Mientras recuperaba penosamente la postura inicial, se abrió esta última, una puerta corredera.
Un chino entró en el cuarto. Llevaba una gran bata blanca como las que usa el personal de los hospitales. Cerró la puerta tras de sí.
Me atreví a echarle un vistazo y advertí que era un hombre de frente despejada y joven en comparación. Llevaba gafas negras y un cuaderno en la mano. Enseguida cerré los ojos y me quedé quieto.
Ocupó la silla que había a mi lado, me levantó la muñeca y comprobó el pulso. Cuando me soltó la mano, le lancé otra mirada furtiva. Estaba anotando mi pulso en el cuaderno.
A continuación, me desabrochó la chaqueta del pijama, me colocó un termómetro clínico bajo la axila izquierda y, tras dejarlo allí, hundió la punta de una jeringuilla en un vaso de agua y la secó suavemente con un trozo de algodón.

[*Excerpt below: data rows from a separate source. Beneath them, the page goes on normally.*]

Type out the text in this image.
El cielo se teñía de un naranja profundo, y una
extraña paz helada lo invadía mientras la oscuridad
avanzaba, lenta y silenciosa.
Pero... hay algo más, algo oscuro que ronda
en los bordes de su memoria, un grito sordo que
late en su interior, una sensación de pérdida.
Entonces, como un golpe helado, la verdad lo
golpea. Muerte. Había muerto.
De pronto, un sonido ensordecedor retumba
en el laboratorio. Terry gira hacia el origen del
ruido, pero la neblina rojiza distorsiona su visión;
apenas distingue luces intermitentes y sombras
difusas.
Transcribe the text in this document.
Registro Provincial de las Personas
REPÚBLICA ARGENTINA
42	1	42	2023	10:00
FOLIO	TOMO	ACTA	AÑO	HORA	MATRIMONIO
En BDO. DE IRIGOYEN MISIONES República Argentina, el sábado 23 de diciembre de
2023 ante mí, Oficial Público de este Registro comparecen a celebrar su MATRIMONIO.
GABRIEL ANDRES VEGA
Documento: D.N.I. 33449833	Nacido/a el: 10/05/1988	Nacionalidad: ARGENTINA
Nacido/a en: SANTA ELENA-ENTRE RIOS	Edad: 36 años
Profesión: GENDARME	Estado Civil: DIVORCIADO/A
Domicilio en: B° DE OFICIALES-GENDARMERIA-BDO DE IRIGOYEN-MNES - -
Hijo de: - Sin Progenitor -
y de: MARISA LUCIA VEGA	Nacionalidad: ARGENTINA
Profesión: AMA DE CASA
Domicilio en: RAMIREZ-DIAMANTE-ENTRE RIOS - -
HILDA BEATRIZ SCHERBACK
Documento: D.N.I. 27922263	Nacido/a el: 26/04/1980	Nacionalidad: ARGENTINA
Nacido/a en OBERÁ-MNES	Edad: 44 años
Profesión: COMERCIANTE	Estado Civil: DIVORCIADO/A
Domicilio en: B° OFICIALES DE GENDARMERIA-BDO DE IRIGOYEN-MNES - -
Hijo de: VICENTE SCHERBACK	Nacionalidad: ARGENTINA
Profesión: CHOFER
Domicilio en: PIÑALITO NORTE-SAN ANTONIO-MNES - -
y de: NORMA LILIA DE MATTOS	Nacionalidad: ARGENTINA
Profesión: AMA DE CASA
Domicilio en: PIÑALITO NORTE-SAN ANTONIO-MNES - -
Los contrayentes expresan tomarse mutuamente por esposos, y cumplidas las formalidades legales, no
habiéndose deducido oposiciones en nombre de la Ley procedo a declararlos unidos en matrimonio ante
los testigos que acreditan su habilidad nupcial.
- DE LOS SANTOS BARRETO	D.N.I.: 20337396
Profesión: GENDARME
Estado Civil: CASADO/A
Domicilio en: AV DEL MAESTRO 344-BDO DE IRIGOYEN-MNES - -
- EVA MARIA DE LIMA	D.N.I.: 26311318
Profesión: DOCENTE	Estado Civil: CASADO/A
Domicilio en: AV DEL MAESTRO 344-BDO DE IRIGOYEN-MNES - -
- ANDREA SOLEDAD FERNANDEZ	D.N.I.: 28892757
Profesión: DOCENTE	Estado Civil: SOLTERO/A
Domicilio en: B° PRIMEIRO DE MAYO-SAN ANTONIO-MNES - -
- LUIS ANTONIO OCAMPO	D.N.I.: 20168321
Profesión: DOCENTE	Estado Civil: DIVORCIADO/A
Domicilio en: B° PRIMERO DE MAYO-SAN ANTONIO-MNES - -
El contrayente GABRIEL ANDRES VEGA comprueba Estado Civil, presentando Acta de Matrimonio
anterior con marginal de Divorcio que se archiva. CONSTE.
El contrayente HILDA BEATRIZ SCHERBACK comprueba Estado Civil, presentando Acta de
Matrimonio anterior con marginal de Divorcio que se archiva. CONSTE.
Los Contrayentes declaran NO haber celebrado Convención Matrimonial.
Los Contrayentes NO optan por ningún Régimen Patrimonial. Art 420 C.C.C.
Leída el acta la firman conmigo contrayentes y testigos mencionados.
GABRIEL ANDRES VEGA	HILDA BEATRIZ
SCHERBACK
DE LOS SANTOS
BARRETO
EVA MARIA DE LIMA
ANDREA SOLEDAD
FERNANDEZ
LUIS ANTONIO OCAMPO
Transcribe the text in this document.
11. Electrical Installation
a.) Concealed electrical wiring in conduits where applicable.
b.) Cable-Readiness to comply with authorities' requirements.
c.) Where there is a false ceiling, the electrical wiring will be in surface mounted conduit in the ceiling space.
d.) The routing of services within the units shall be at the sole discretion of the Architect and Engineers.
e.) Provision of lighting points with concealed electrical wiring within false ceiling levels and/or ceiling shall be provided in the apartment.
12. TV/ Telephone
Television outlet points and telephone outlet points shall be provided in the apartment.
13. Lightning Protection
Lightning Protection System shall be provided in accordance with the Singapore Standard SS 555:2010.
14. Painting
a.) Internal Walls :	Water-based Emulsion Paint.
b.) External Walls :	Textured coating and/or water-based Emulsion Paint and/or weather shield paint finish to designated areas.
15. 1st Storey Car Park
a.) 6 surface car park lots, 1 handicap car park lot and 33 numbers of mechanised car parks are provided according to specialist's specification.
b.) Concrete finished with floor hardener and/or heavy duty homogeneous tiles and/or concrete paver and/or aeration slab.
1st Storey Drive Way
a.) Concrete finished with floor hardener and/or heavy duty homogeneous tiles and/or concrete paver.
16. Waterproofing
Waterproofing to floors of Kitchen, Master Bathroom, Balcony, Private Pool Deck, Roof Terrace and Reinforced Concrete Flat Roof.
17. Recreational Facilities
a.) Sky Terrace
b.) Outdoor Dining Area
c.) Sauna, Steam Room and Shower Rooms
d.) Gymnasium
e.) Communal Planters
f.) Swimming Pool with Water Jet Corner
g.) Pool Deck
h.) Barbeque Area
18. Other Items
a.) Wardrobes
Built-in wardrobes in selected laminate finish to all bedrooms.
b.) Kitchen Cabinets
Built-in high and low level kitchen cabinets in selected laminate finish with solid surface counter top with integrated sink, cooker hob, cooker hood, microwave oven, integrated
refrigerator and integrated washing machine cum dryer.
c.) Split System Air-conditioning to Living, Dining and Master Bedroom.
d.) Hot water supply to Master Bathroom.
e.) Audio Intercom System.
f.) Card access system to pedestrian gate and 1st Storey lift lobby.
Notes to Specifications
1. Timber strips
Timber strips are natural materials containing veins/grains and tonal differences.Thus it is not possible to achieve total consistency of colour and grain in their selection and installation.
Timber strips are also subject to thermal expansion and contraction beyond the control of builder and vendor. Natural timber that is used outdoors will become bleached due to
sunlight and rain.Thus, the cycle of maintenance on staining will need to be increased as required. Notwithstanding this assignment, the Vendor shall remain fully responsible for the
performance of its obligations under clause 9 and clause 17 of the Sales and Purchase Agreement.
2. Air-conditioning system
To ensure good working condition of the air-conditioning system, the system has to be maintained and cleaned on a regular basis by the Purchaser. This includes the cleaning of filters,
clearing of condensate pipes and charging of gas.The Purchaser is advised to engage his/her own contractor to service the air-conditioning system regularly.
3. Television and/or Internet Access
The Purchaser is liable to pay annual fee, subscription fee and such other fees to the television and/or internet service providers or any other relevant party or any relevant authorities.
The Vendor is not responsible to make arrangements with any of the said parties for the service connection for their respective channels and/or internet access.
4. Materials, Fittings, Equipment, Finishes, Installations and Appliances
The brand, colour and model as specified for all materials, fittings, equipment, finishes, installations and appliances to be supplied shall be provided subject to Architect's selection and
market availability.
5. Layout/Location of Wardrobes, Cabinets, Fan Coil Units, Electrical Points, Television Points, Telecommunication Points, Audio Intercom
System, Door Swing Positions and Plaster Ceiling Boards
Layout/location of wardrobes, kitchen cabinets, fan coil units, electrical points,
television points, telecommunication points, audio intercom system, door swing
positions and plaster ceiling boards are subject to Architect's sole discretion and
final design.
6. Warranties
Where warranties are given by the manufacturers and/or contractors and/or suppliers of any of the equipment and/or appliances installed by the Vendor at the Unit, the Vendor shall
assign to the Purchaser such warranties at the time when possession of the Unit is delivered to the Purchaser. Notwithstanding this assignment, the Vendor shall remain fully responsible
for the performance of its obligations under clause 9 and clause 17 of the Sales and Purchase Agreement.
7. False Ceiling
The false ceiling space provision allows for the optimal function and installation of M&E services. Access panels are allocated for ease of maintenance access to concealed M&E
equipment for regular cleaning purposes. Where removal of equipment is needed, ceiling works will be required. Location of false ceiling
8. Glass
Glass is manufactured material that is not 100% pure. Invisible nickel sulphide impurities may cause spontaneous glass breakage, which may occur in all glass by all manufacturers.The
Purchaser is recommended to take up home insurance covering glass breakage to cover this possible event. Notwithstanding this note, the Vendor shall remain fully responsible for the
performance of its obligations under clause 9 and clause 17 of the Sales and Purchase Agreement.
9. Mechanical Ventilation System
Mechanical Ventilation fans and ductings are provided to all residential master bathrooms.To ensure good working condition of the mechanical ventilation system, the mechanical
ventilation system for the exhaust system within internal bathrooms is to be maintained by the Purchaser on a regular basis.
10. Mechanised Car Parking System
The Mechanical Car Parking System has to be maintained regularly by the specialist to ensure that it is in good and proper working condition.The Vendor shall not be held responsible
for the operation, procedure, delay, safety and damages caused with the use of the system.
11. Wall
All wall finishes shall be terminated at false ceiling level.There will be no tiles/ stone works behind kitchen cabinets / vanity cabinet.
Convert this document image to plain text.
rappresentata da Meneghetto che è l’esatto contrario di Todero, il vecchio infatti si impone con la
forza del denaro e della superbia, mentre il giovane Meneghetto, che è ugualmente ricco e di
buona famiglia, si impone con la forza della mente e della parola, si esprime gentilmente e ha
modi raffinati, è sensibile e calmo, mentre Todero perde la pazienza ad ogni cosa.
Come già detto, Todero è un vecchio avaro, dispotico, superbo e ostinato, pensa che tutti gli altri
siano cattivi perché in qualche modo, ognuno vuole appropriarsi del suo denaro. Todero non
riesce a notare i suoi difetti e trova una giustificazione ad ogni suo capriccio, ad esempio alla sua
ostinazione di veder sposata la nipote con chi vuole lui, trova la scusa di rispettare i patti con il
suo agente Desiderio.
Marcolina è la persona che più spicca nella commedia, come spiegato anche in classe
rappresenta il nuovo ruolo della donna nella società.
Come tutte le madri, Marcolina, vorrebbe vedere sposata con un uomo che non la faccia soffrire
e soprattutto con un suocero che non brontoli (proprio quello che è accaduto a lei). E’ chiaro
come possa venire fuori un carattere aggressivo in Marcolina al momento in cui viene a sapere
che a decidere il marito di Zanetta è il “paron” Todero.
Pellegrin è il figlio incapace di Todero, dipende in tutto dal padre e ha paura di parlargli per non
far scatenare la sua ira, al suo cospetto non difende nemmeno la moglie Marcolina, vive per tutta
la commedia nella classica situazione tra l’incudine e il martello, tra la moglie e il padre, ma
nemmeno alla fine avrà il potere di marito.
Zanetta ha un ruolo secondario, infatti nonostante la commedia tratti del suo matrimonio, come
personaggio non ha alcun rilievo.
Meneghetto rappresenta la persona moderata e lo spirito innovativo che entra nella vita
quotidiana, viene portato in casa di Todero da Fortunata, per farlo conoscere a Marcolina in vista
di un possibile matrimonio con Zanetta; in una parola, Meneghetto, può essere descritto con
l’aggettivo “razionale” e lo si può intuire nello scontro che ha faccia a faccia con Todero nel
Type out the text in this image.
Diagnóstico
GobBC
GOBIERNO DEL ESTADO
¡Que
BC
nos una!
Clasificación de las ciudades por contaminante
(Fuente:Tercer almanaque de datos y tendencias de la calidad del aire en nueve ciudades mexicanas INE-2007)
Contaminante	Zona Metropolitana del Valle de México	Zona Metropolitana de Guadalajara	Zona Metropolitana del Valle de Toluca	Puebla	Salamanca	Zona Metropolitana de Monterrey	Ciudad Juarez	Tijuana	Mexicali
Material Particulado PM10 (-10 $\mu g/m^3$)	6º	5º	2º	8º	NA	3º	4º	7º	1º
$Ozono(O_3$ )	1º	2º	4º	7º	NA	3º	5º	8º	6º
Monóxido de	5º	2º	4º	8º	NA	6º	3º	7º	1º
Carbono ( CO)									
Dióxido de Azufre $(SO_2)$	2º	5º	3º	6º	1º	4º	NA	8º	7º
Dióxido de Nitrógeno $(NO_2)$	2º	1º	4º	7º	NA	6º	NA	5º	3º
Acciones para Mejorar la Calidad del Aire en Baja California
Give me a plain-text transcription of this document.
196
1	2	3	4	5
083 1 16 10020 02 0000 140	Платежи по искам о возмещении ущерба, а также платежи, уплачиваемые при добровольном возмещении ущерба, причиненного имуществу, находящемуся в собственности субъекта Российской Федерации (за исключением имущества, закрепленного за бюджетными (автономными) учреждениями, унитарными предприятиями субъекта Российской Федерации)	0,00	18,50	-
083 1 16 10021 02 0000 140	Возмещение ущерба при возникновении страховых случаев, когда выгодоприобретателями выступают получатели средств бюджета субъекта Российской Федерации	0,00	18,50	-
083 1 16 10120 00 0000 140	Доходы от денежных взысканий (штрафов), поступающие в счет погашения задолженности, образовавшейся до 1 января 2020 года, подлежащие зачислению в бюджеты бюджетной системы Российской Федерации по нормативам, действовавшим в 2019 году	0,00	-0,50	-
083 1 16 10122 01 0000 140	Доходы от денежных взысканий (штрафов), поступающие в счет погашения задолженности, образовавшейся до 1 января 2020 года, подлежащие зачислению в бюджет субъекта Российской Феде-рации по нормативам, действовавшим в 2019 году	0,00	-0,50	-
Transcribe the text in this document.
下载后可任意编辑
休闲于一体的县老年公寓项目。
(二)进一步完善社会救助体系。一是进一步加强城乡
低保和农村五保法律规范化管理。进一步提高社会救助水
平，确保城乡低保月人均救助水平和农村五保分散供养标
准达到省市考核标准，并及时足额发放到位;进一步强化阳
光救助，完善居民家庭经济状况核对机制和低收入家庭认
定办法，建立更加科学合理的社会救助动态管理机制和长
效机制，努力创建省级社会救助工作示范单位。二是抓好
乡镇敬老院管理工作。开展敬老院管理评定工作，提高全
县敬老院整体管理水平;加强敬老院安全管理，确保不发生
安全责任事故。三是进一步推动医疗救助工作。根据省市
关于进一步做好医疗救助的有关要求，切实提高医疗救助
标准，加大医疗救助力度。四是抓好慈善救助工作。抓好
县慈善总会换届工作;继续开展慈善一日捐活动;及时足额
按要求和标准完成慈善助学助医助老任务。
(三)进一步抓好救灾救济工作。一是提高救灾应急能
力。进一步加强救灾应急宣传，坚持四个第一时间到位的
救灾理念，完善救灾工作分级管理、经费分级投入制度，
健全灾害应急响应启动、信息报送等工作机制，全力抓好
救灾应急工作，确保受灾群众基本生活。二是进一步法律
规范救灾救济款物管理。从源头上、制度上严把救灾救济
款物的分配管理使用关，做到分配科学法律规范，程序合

Aquello también lo observé a hurtadillas.
Absorto en su tarea, no me miraba. Vi que cargaba la jeringuilla con una dosis de alguna droga desconocida.
Cerré de nuevo los ojos.
El cirujano chino me quitó el termómetro y registró la temperatura.
Se produjo un largo silencio. Yo seguía con los ojos cerrados. Algo me decía que el chino estaba intrigado, observándome.
Por fin, noté que acercaba la cabeza a mi pecho desnudo. Apoyó el oído contra mi corazón. Permanecí inmóvil hasta que, con un acento casi imperceptible, dijo:
—Ah, señor Greville, se encuentra mejor, ¿eh?
Abrí los ojos.
El chino continuaba mirándome. Su rostro era tan inexpresivo como el tono de su voz.
—Sí —respondí, pero sólo me salió un hilo de voz.
—Bien —asintió—. Empezaba a estar preocupado por usted. Ahora, todo va bien. Me parece que podremos prescindir de la nutrición artificial. Sí, seguramente. ¿Cree que le sentarían bien una buena sopa y a lo mejor un vasito de vino tinto?
—¡Desde luego!
¡Aquel susurro en el que se había convertido mi voz me tenía horrorizado!
—Me ocuparé de ello, señor Greville.
—Dígame —musité—, ¿dónde está Nayland Smith?
El cirujano chino adoptó una expresión confundida.
—¿Nayland Smith? —repitió—. No conozco a nadie que se llame así.
—Está aquí… ¡en Al Jarya!
—¿Al Jarya? —Se inclinó y me dio unas palmadas en el hombro—. Ya veo. No piense en eso ahora. Me encargaré de que lo atiendan.